While X-plane runs nicely on my modest Mac hardware there are a few things about flying it that annoy me. In particular, every aircraft seems to hide the radios somewhere different, often on a part of the panel that can’t be seen without looking down, ie without losing some of the view out of the forward window. The other thing that looks different on just about every aircraft is the autopilot.
I’d like to slowly develop a cockpit with some external hardware, perhaps one day reach the heights of the simpit. But in the meantime, I thought I’d create some hardware to implement the radio and autopilot. You can buy this kind of gear from lots of places.

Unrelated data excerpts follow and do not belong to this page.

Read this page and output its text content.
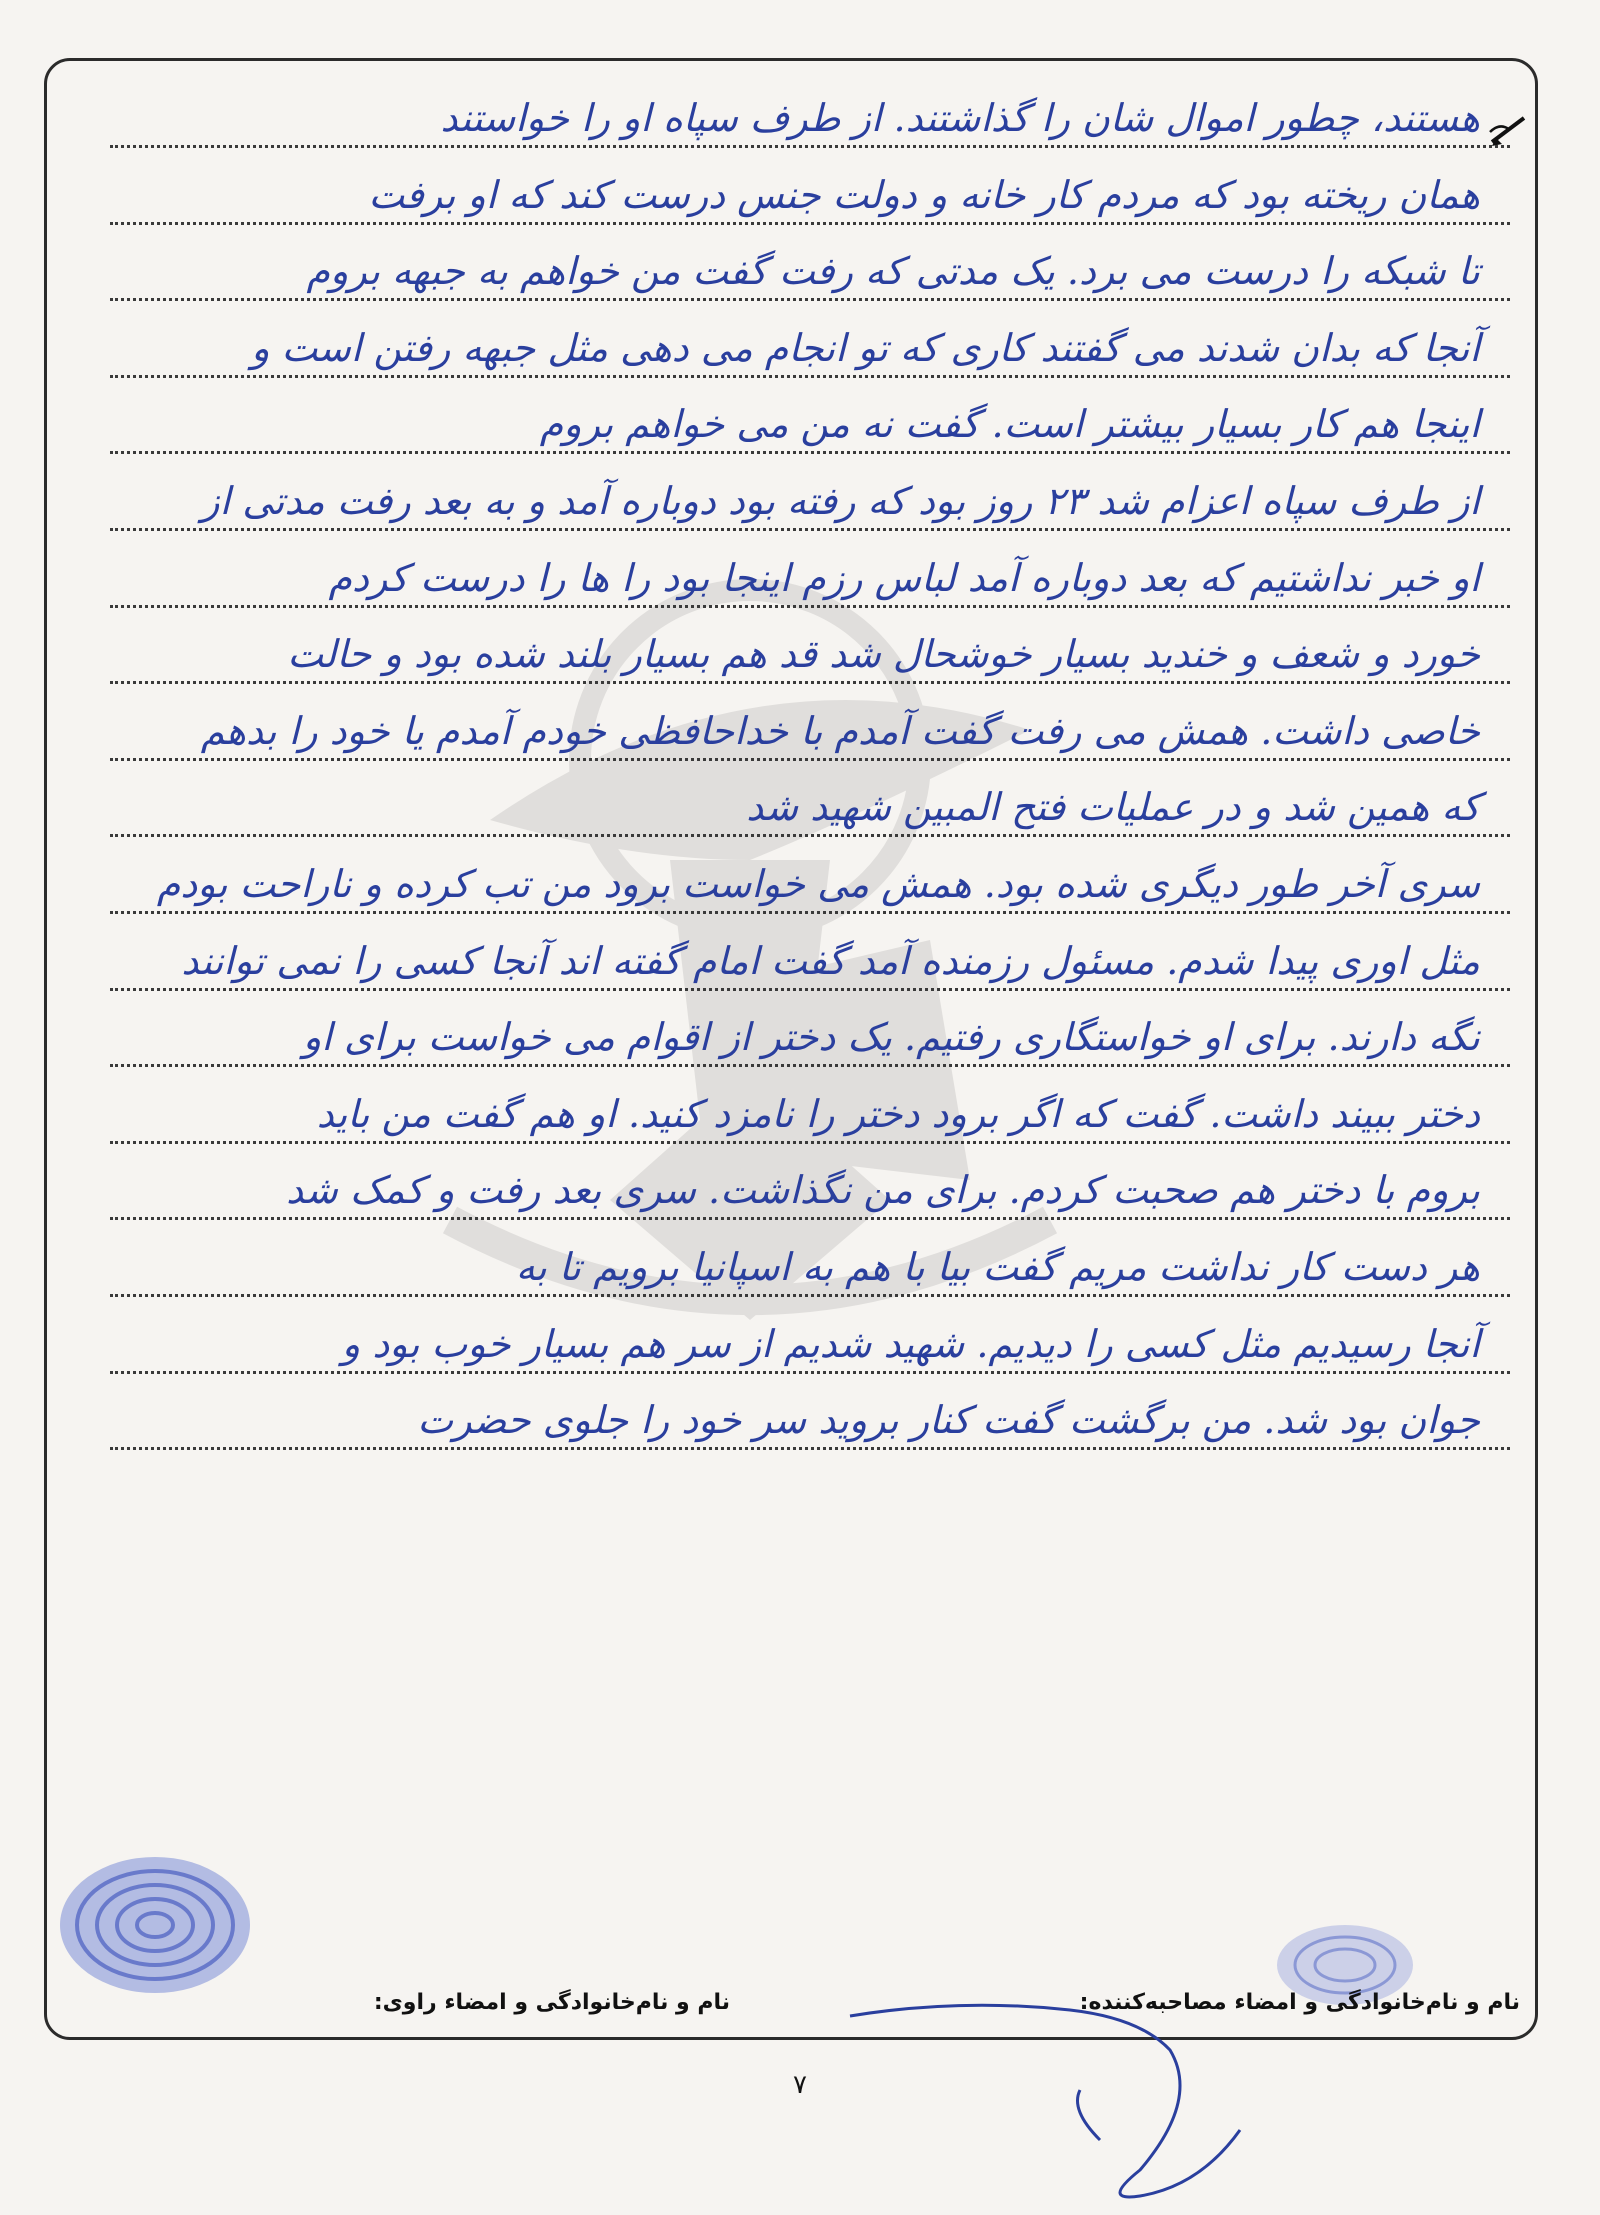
هستند، چطور اموال شان را گذاشتند. از طرف سپاه او را خواستند
همان ریخته بود که مردم کار خانه و دولت جنس درست کند که او برفت
تا شبکه را درست می برد. یک مدتی که رفت گفت من خواهم به جبهه بروم
آنجا که بدان شدند می گفتند کاری که تو انجام می دهی مثل جبهه رفتن است و
اینجا هم کار بسیار بیشتر است. گفت نه من می خواهم بروم
از طرف سپاه اعزام شد ۲۳ روز بود که رفته بود دوباره آمد و به بعد رفت مدتی از
او خبر نداشتیم که بعد دوباره آمد لباس رزم اینجا بود را ها را درست کردم
خورد و شعف و خندید بسیار خوشحال شد قد هم بسیار بلند شده بود و حالت
خاصی داشت. همش می رفت گفت آمدم با خداحافظی خودم آمدم یا خود را بدهم
که همین شد و در عملیات فتح المبین شهید شد
سری آخر طور دیگری شده بود. همش می خواست برود من تب کرده و ناراحت بودم
مثل اوری پیدا شدم. مسئول رزمنده آمد گفت امام گفته اند آنجا کسی را نمی توانند
نگه دارند. برای او خواستگاری رفتیم. یک دختر از اقوام می خواست برای او
دختر ببیند داشت. گفت که اگر برود دختر را نامزد کنید. او هم گفت من باید
بروم با دختر هم صحبت کردم. برای من نگذاشت. سری بعد رفت و کمک شد
هر دست کار نداشت مریم گفت بیا با هم به اسپانیا برویم تا به
آنجا رسیدیم مثل کسی را دیدیم. شهید شدیم از سر هم بسیار خوب بود و
جوان بود شد. من برگشت گفت کنار بروید سر خود را جلوی حضرت
نام و نام‌خانوادگی و امضاء مصاحبه‌کننده:
نام و نام‌خانوادگی و امضاء راوی:
۷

Saitek have a really nice radio panel, but it is $149, and I thought I could do a nicer looking job. We’ll have to see.
I’ve started with the radio panel. The auto pilot will follow when I’ve figured out how to make nice looking illuminated switches cheaply. The radio panel uses a 16×2 LCD panel for its display, and 11 ‘tactile’ switches (12c each) to make up its control panel. The LCD panel is large size, about 100mm wide active area, and that size is only available to me in 16×2, so it is two line, although I’m only using one. The brains of the system is an Arduino Uno. If you don’t know about it, Arduino is an open hardware architecture development board that contains an Atmel ATmega processor, supported by an IDE and a large number of libraries. The good integration of IDE, hardware and libraries make it literally a five minute operation to add, for example, a keypad to a design. It is this ease of use that converted me, after years of custom code written for a variety of microcontrollers.
I’ll post pictures once it is nicely boxed.
The code is at github. There are separate directories for the sketch that runs on the Arduino, and the code that runs the plugin on X-plane. The plugin is written in Python, and must run under a PythonInterface plugin written by Sandy Barbour. The great advantage of writing in Python is that the plugin will run on all the supported operating systems.
I am really taken by the idea of standard hardware for building cockpits, so I’m looking at SCS, the Simulator Communication System. I’ve registered to download their plug-in and hope to take a look at it soon. It would be cool to develop hardware that drops into existing systems with little or no software required beyond what is already installed. SCS communicates to separate modules using a modified CAN-bus protocol.